Strasznie się ciesze, że do mnie piszesz. Tęsknię za tobą i nie mogę się doczekać aż wrócisz do domu. Tata jest dla mnie bardzo miły. Chciałabym ci o czymś powiedzieć ale nie mogę. To tajemnica i jeżeli wydałaby się to były by duże problemy. Nudzi mi się samej w domu. Nie mogę się bawić z mugolskimi dziećmi, czasami jeździmy do Regulusa ale on nie chce się ze mną bawić. Ostatnio gdy tam byliśmy ciocia Walburga mówiła o Tobie i Syriuszu same złe rzeczy, ale nie martw się tym. Ostatnio zaczęłam więcej się uczyć i coraz lepiej wychodzi mi liczenie. Proszę napisz mi jak wygląda Hogwart i coś o swoich przyjaciołach. 

Kocham Cię

Laura 

Odpowiedź od siostry zarówno ucieszyła jak i zmartwiła Irianę. Ojciec jest dla Laury miły i jest coś o czym Laura powiedzieć nie może... Właśnie z powodu tych dwóch rzeczy w głowie dziewczyny zrodziła się niezliczona ilość pytań i zmartwień. Gryfonka zabrała się za pisanie odpowiedzi do siostry. Zużyła w tym celu aż pięć kartek zapisanych drobnym maczkiem od góry do dołu ponieważ chciała chociaż w skrócie opisać wszystkie przygody, które przytrafiły jej się od początku roku.
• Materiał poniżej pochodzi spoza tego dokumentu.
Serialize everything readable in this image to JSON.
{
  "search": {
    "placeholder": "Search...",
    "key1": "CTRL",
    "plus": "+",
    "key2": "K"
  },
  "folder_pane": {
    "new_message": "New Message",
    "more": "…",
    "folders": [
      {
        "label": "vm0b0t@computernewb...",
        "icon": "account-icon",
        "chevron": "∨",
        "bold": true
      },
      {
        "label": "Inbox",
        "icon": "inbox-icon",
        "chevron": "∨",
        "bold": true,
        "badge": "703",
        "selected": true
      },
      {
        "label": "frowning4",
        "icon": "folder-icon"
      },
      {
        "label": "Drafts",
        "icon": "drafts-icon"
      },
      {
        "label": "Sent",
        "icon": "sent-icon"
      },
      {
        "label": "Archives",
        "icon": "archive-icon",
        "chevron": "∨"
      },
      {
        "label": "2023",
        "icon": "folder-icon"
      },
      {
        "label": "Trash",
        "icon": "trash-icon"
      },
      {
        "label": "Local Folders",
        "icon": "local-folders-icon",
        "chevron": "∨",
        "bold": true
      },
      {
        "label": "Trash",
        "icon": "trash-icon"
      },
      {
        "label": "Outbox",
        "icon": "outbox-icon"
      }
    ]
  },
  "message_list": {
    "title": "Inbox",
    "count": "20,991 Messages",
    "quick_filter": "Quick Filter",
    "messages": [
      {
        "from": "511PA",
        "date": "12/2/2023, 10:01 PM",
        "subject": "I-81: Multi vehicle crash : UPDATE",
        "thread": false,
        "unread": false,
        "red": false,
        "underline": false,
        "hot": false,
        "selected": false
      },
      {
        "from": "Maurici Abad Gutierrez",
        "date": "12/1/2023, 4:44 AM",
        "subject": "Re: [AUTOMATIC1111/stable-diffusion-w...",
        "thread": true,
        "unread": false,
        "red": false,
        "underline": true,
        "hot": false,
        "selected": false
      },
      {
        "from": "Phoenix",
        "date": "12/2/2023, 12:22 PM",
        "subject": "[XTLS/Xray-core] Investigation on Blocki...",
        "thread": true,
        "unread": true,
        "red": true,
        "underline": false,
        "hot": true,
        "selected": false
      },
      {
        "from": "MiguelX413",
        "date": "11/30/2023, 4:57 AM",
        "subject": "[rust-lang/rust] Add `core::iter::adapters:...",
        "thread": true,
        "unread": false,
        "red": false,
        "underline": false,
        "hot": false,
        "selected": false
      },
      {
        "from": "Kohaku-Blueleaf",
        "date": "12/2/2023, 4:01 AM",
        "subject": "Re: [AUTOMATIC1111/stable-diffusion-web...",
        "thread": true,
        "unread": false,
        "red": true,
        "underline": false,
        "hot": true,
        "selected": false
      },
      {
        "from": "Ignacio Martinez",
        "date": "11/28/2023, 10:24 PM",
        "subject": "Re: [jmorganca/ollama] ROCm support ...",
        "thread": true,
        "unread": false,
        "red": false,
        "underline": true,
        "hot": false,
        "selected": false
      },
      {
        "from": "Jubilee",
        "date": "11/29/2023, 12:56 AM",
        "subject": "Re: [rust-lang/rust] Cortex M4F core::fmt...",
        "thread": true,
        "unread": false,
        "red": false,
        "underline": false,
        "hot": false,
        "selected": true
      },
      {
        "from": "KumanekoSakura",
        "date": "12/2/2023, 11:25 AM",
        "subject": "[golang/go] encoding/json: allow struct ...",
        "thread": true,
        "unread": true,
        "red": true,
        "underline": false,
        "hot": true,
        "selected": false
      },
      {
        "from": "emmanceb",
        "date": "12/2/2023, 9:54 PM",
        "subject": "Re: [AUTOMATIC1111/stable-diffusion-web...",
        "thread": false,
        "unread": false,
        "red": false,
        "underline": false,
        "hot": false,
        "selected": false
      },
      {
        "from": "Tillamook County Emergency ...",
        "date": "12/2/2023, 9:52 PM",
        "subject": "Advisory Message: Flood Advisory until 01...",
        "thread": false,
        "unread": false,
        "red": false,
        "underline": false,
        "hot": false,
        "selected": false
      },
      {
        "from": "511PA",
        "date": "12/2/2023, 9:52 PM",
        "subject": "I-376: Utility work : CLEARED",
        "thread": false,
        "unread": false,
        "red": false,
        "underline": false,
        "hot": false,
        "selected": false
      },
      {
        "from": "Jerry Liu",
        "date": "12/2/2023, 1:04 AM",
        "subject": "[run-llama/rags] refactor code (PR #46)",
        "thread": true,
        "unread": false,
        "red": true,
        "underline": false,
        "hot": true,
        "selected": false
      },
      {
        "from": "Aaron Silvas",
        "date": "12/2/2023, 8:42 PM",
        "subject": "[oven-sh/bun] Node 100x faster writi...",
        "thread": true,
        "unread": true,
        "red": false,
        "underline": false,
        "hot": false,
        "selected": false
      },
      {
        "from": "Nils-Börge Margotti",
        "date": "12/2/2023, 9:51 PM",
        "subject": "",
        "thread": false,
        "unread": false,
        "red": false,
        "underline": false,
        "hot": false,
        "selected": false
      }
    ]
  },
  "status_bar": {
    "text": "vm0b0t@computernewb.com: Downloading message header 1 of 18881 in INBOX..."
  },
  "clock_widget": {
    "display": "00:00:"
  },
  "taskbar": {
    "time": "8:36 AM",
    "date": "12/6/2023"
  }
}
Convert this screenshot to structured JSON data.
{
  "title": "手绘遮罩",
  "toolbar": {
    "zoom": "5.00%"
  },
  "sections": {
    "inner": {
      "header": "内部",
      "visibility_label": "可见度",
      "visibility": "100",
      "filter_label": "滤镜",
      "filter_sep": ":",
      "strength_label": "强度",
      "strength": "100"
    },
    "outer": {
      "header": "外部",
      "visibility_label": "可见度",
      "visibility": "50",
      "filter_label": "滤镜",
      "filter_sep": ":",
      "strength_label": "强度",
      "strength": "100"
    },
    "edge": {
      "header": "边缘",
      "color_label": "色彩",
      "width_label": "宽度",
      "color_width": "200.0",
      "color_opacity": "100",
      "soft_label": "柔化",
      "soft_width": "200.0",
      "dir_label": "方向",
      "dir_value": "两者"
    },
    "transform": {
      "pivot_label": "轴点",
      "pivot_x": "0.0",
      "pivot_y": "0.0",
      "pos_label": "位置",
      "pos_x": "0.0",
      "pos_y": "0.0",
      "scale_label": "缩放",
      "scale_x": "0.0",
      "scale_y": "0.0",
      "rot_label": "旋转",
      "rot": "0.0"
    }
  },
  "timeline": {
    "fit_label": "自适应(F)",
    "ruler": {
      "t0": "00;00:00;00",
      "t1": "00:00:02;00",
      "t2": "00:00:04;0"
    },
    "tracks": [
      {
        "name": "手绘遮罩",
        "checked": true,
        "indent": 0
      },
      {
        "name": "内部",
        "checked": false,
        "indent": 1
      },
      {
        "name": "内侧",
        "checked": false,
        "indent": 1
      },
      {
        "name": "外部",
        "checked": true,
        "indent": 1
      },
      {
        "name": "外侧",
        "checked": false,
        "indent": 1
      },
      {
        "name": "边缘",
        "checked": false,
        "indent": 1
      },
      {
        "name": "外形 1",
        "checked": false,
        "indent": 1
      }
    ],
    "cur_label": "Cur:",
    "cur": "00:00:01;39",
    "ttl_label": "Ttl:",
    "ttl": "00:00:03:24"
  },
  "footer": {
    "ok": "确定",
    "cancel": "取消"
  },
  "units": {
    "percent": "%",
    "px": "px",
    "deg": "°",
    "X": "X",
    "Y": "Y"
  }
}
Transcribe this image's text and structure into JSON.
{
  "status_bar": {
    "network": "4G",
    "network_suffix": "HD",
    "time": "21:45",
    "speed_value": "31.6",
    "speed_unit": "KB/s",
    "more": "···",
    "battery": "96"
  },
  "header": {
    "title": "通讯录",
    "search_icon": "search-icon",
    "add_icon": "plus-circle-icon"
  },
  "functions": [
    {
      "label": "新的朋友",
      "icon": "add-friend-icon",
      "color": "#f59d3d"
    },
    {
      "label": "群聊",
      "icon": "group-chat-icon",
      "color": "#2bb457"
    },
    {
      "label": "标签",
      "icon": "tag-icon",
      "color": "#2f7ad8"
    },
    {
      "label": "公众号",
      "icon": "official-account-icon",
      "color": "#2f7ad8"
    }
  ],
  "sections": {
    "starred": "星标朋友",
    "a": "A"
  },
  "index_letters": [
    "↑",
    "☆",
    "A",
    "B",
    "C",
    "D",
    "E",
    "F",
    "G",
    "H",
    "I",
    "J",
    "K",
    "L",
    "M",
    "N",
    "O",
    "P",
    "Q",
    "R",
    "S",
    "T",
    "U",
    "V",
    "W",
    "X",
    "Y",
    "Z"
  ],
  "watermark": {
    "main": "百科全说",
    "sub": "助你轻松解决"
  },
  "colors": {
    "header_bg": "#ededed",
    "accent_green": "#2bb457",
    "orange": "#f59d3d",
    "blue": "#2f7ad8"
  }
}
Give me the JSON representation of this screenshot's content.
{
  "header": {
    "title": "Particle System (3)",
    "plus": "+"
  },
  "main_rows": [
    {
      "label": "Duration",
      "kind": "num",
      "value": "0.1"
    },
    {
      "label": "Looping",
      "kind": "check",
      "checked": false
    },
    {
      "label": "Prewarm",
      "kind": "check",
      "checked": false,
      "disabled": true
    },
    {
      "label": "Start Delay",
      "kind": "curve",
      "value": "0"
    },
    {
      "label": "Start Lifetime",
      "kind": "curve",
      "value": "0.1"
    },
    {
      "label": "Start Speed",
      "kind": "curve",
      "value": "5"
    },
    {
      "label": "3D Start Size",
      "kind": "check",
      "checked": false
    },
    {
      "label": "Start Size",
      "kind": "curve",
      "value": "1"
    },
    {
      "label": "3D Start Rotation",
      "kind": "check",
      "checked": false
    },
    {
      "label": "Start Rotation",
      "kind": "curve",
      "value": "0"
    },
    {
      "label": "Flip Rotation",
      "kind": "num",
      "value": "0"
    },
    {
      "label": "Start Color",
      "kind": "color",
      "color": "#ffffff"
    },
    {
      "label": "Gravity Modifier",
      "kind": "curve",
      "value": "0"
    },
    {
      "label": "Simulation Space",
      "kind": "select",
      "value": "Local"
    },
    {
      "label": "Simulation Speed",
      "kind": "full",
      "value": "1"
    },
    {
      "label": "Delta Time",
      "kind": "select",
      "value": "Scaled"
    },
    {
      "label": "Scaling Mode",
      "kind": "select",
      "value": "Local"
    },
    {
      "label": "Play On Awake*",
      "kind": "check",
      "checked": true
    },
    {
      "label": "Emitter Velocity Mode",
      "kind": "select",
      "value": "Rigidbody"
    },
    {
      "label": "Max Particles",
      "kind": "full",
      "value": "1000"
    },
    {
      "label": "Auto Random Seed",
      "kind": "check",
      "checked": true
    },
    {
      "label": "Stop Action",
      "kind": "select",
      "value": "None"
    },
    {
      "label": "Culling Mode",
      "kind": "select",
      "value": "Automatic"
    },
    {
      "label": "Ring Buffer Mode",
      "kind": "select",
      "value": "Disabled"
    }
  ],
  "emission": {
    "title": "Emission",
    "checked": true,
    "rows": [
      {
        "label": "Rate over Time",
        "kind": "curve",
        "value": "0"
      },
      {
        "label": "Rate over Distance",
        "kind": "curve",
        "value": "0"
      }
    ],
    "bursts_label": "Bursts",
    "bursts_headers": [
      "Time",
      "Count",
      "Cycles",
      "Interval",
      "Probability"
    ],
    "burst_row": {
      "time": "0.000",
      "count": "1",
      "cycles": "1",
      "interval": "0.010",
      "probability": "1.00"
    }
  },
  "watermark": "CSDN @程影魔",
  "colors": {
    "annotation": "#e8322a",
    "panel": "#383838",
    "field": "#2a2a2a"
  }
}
Na końcu napisała zapytanie czego dotyczy sprawa, o której nie może nic powiedzieć Laura i spakowała kartki do koperty. Zostawiła list na stoliku nocnym i poszła spać ponieważ zbliżała się już godzina 22, jednak obiecała sobie, że następnego dnia tuż przed lekcjami pobiegnie do sowiarni i wyślę sowę do siostry.